但是,如果我使用以下代码,我会收到 404 错误,我认为这是因为当我在浏览器中导航到该页面时 http:// 被丢弃,而不是当我使用我的代码时。

    Try
        Dim reg As String = """.*zip"""
        Dim list As New List(Of String)()
        Dim list2 As New List(Of String)()
        Dim myRegex As New Regex(reg, RegexOptions.None)
        TextBox1.Text = New System.Net.WebClient().DownloadString("http://download.companieshouse.gov.uk/en_output.html").ToLower
        For Each myMatch As Match In myRegex.Matches(TextBox1.Text) 
            list.Add(myMatch.Value)
        Next
        Dim temp As String
        For Each i In list
            temp = i.Remove(0, 1)
            temp = temp.Remove(temp.Length - 1, 1)
            list2.Add(temp)
        Next
        Dim x As Integer = 1
        For Each i In list2
            Dim address As String = "http://download.companieshouse.gov.uk/" + i
            Dim des As String = Application.StartupPath + "\" + x.ToString + ".zip"
            Dim client As New System.Net.WebClient()
            client.Headers.Add("user-agent", "Mozilla/4.0 (compatible; MSIE 6.0; Windows NT 5.2; .NET CLR 1.0.3705;)")
            client.DownloadFile(address, des)
            x = x + 1
        Next

        For i As Integer = 1 To x Step 1
            Shell(Application.StartupPath + "za.exe e " + Application.StartupPath + "\" + x + ".zip")
        Next
        list.Clear()
    Catch ex As Exception
        MsgBox(ex.ToString)
    End Try

有什么想法吗?

*更新:我包含了完整的代码而不是代码片段。

这可能是您存储文件名数据的内容或方式。您的代码中还有一两个其他问题:

Private filList As New List(Of String) From {"BasicCompanyData-2015-02-01-part1_5.zip",
                                         "BasicCompanyData-2015-02-01-part2_5.zip",
                                         "BasicCompanyData-2015-02-01-part3_5.zip",
                                         "BasicCompanyData-2015-02-01-part4_5.zip",
                                         "BasicCompanyData-2015-02-01-part5_5.zip"}

然后在其他地方比如一个按钮点击:

Dim destPath As String = Environment.GetFolderPath(Environment.SpecialFolder.MyDocuments)
Dim destFile As String
Dim baseURL As String = "http://download.companieshouse.gov.uk/"
Dim thisURL As String

Using wc As New WebClient
    wc.Headers.Add("user-agent", 
            "Mozilla/4.0 (compatible; MSIE 6.0; Windows NT 5.2; .NET CLR 1.0.3705;)")

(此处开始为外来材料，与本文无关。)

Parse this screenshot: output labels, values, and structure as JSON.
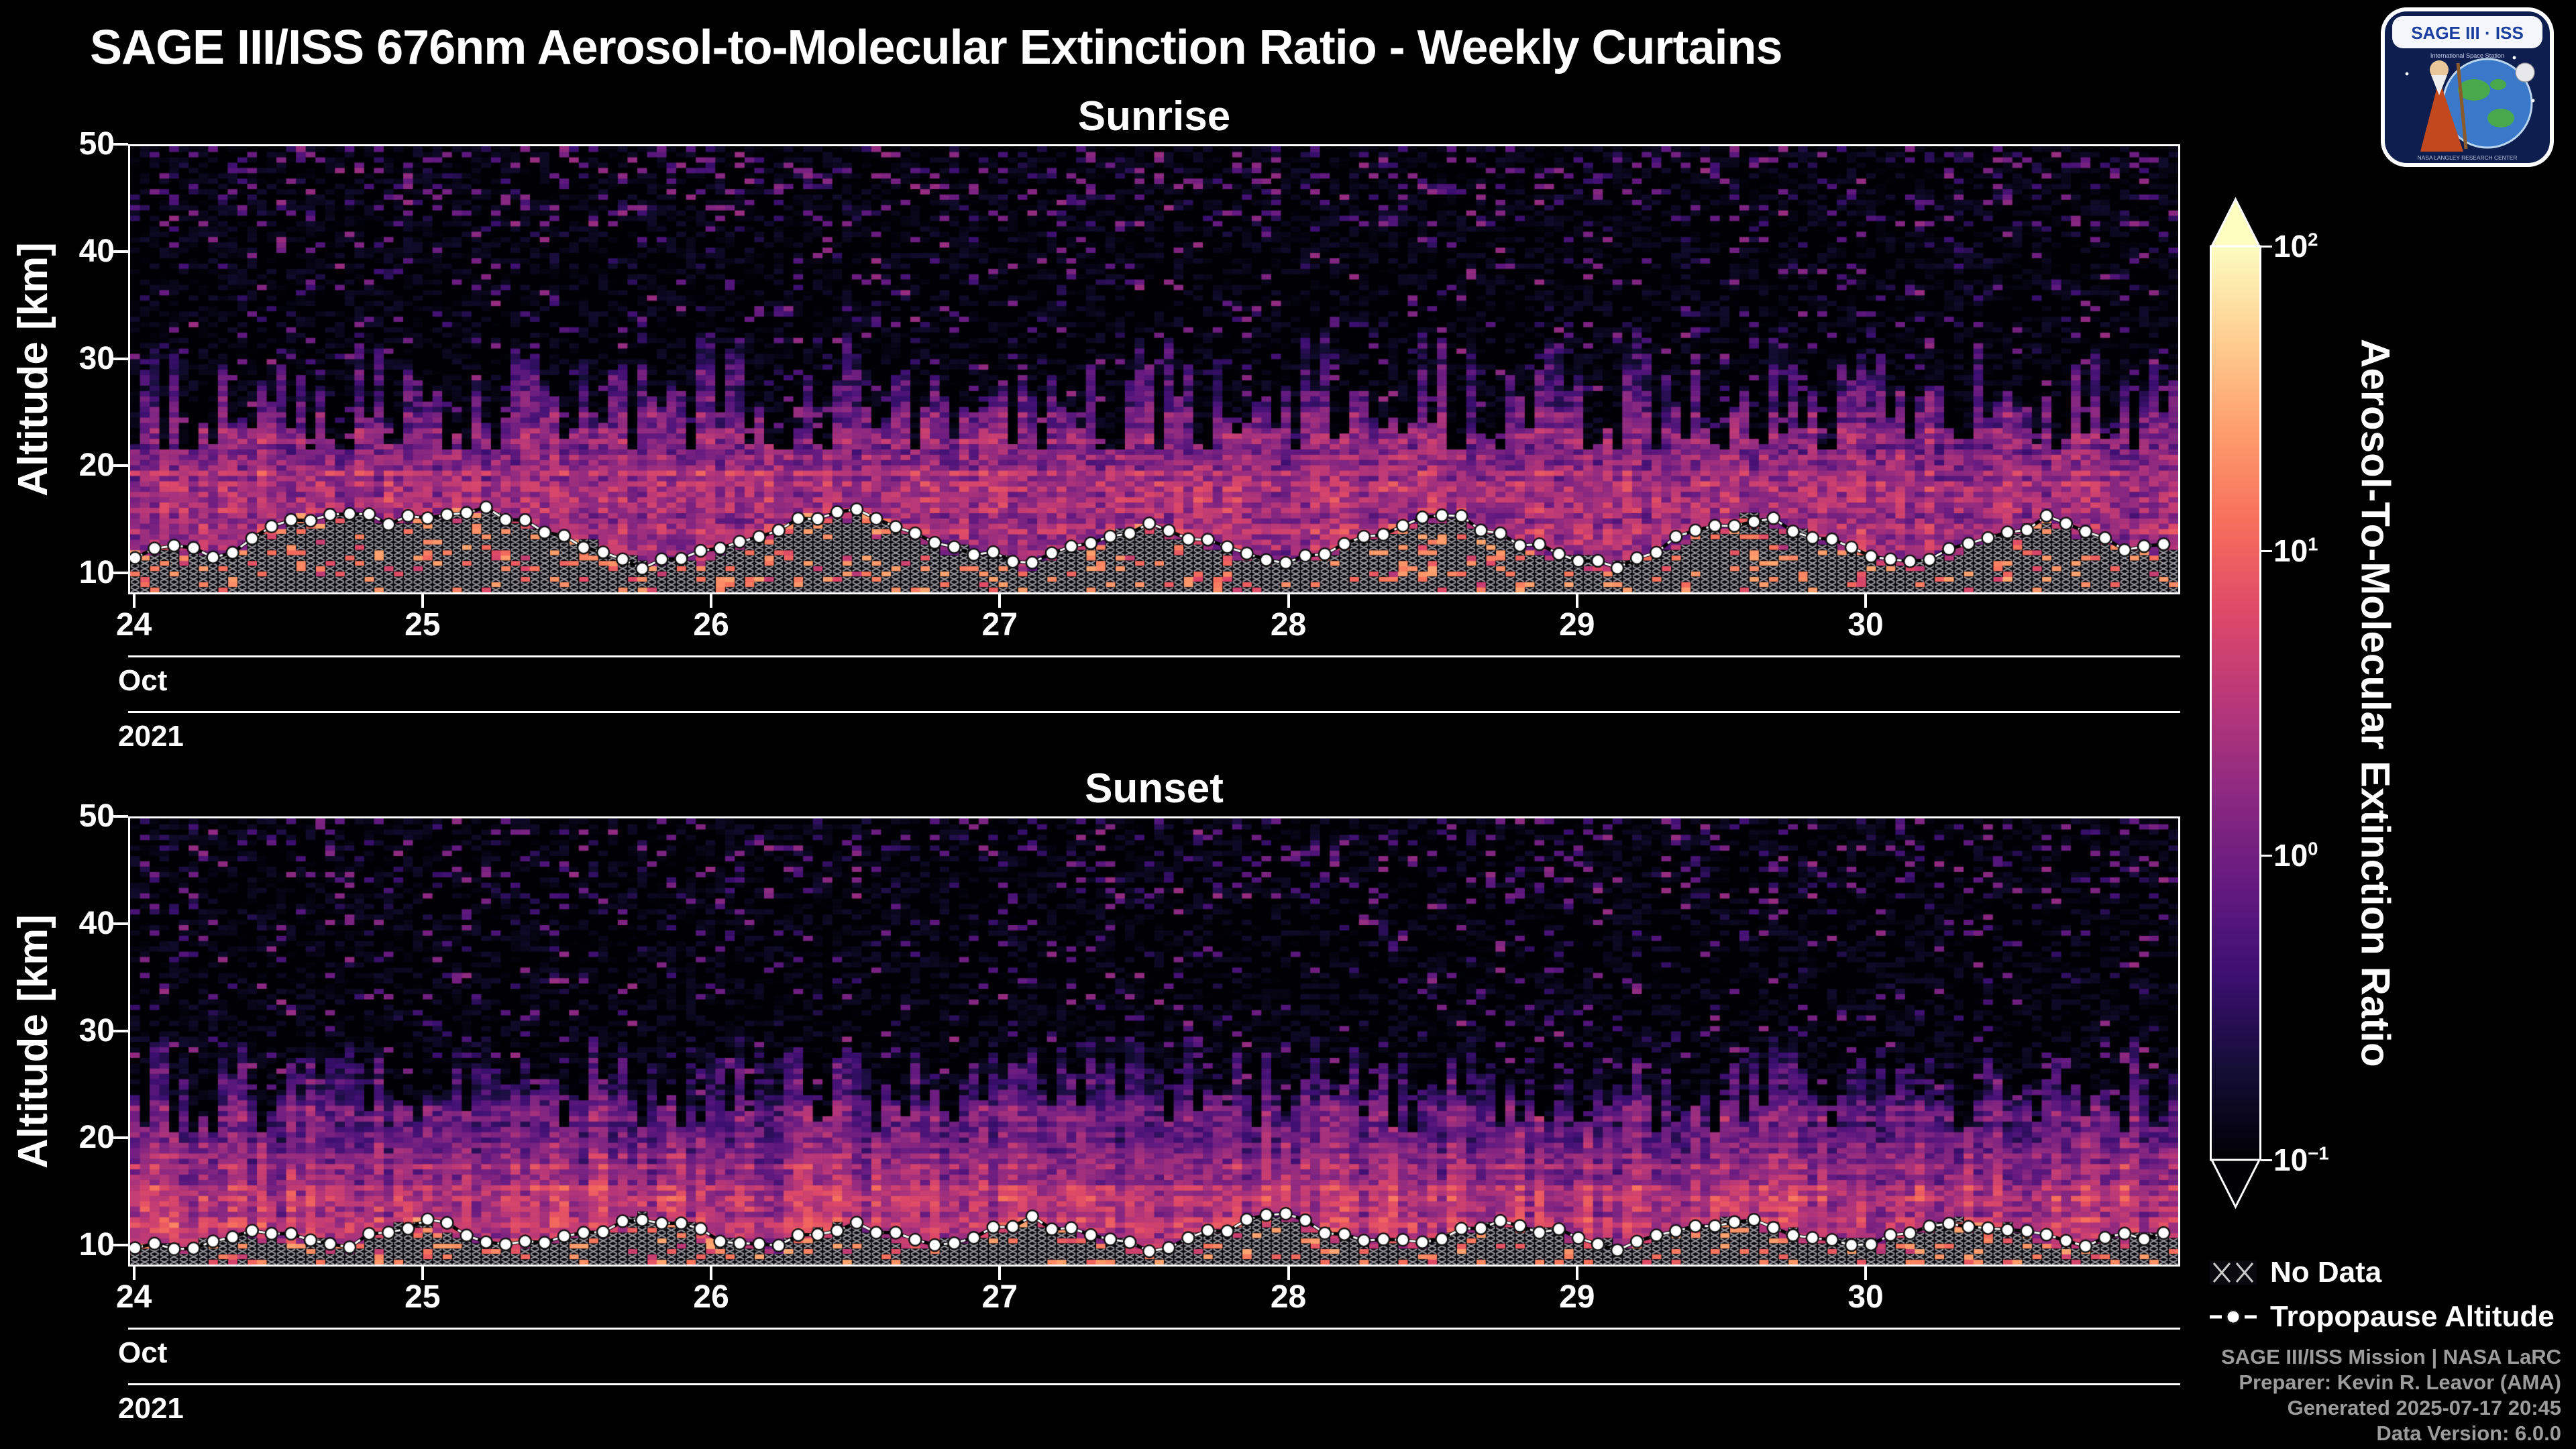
{
  "header": {
    "title": "SAGE III/ISS 676nm Aerosol-to-Molecular Extinction Ratio - Weekly Curtains"
  },
  "logo": {
    "title": "SAGE III · ISS",
    "subtitle": "International Space Station",
    "banner": "NASA LANGLEY RESEARCH CENTER"
  },
  "colorbar": {
    "label": "Aerosol-To-Molecular Extinction Ratio",
    "scale": "log",
    "range": [
      0.1,
      100
    ],
    "ticks": [
      {
        "base": "10",
        "exp": "2",
        "value": 100
      },
      {
        "base": "10",
        "exp": "1",
        "value": 10
      },
      {
        "base": "10",
        "exp": "0",
        "value": 1
      },
      {
        "base": "10",
        "exp": "−1",
        "value": 0.1
      }
    ],
    "stops": [
      [
        0.0,
        "#000004"
      ],
      [
        0.1,
        "#140e36"
      ],
      [
        0.2,
        "#3b0f70"
      ],
      [
        0.3,
        "#641a80"
      ],
      [
        0.4,
        "#8c2981"
      ],
      [
        0.5,
        "#b73779"
      ],
      [
        0.6,
        "#de4968"
      ],
      [
        0.7,
        "#f7705c"
      ],
      [
        0.8,
        "#fe9f6d"
      ],
      [
        0.9,
        "#fecf92"
      ],
      [
        1.0,
        "#fcfdbf"
      ]
    ]
  },
  "legend": {
    "no_data": "No Data",
    "tropopause": "Tropopause Altitude"
  },
  "footer": {
    "lines": [
      "SAGE III/ISS Mission | NASA LaRC",
      "Preparer: Kevin R. Leavor (AMA)",
      "Generated 2025-07-17 20:45",
      "Data Version: 6.0.0"
    ]
  },
  "chart_data": [
    {
      "type": "heatmap",
      "title": "Sunrise",
      "x_axis": {
        "ticks": [
          "24",
          "25",
          "26",
          "27",
          "28",
          "29",
          "30"
        ],
        "range_days": [
          23.98,
          31.09
        ],
        "month_label": "Oct",
        "year_label": "2021"
      },
      "y_axis": {
        "label": "Altitude [km]",
        "ticks": [
          50,
          40,
          30,
          20,
          10
        ],
        "range": [
          8,
          50
        ]
      },
      "color_scale": {
        "type": "log",
        "range": [
          0.1,
          100
        ],
        "colormap": "magma"
      },
      "columns": 210,
      "seed": 20211024,
      "dot_step": 2,
      "field_model": {
        "band_value": 2.4,
        "band_core": 19,
        "fade": 0.08,
        "band_noise": 0.8,
        "band_top_min": 21,
        "band_top_max": 33,
        "plume_power": 1.5,
        "col_noise": 0.3,
        "speckle": 0.07,
        "speckle_high": 0.16,
        "lowdata_prob": 0.18
      },
      "tropopause_km": [
        11.5,
        12.5,
        11,
        13.5,
        15,
        15.5,
        14.5,
        15.5,
        16,
        15,
        13.5,
        12,
        10.5,
        11,
        12.5,
        14,
        15,
        15.5,
        14,
        12.5,
        11.5,
        10.8,
        12,
        13.5,
        14.5,
        13,
        11.5,
        10.5,
        11.8,
        13.2,
        14.6,
        15.2,
        13.8,
        12.2,
        11,
        10.6,
        12.4,
        13.8,
        15,
        14.2,
        12.6,
        11.2,
        10.8,
        12.2,
        13.6,
        14.8,
        13.4,
        11.8,
        12.5
      ]
    },
    {
      "type": "heatmap",
      "title": "Sunset",
      "x_axis": {
        "ticks": [
          "24",
          "25",
          "26",
          "27",
          "28",
          "29",
          "30"
        ],
        "range_days": [
          23.98,
          31.09
        ],
        "month_label": "Oct",
        "year_label": "2021"
      },
      "y_axis": {
        "label": "Altitude [km]",
        "ticks": [
          50,
          40,
          30,
          20,
          10
        ],
        "range": [
          8,
          50
        ]
      },
      "color_scale": {
        "type": "log",
        "range": [
          0.1,
          100
        ],
        "colormap": "magma"
      },
      "columns": 210,
      "seed": 20211025,
      "dot_step": 2,
      "field_model": {
        "band_value": 3.0,
        "band_core": 15,
        "fade": 0.085,
        "band_noise": 0.7,
        "band_top_min": 20,
        "band_top_max": 30,
        "plume_power": 0.9,
        "col_noise": 0.55,
        "speckle": 0.07,
        "speckle_high": 0.15,
        "lowdata_prob": 0.18
      },
      "tropopause_km": [
        10,
        9.5,
        10.5,
        11,
        10.2,
        9.8,
        11.5,
        12,
        10.8,
        9.6,
        10.4,
        11.2,
        12.5,
        11.6,
        10.2,
        9.7,
        10.9,
        11.8,
        10.5,
        9.9,
        11.1,
        12.2,
        11.4,
        10.1,
        9.6,
        10.7,
        11.9,
        12.6,
        11.2,
        10.3,
        9.8,
        11,
        12.1,
        11.5,
        10.4,
        9.7,
        10.8,
        11.7,
        12.3,
        11.1,
        10.2,
        9.9,
        11.3,
        12,
        11.6,
        10.5,
        9.8,
        10.6,
        10.9
      ]
    }
  ]
}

    For Each f As String In filList
        thisURL = baseURL & f
        destFile = Path.Combine(destPath, f)
        wc.DownloadFile(thisURL, destFile)
    Next

End Using
  1. USING 块确保将关闭、处置 WebClient 并释放资源。
  2. 在 VS 中,使用 Application.StartupPath 会起作用,但作为部署的应用程序,当应用程序安装到 Program Files... 时可能会失败,因为您的应用程序可能无法在那里写入。使用Environment.GetFolderPath获取文件夹如MyDocuments.
  3. 此版本保留了原始文件名,因此如果您正在处理其他文件,它们不会相互覆盖(使用 App StartupPath 时的另一个可能问题)。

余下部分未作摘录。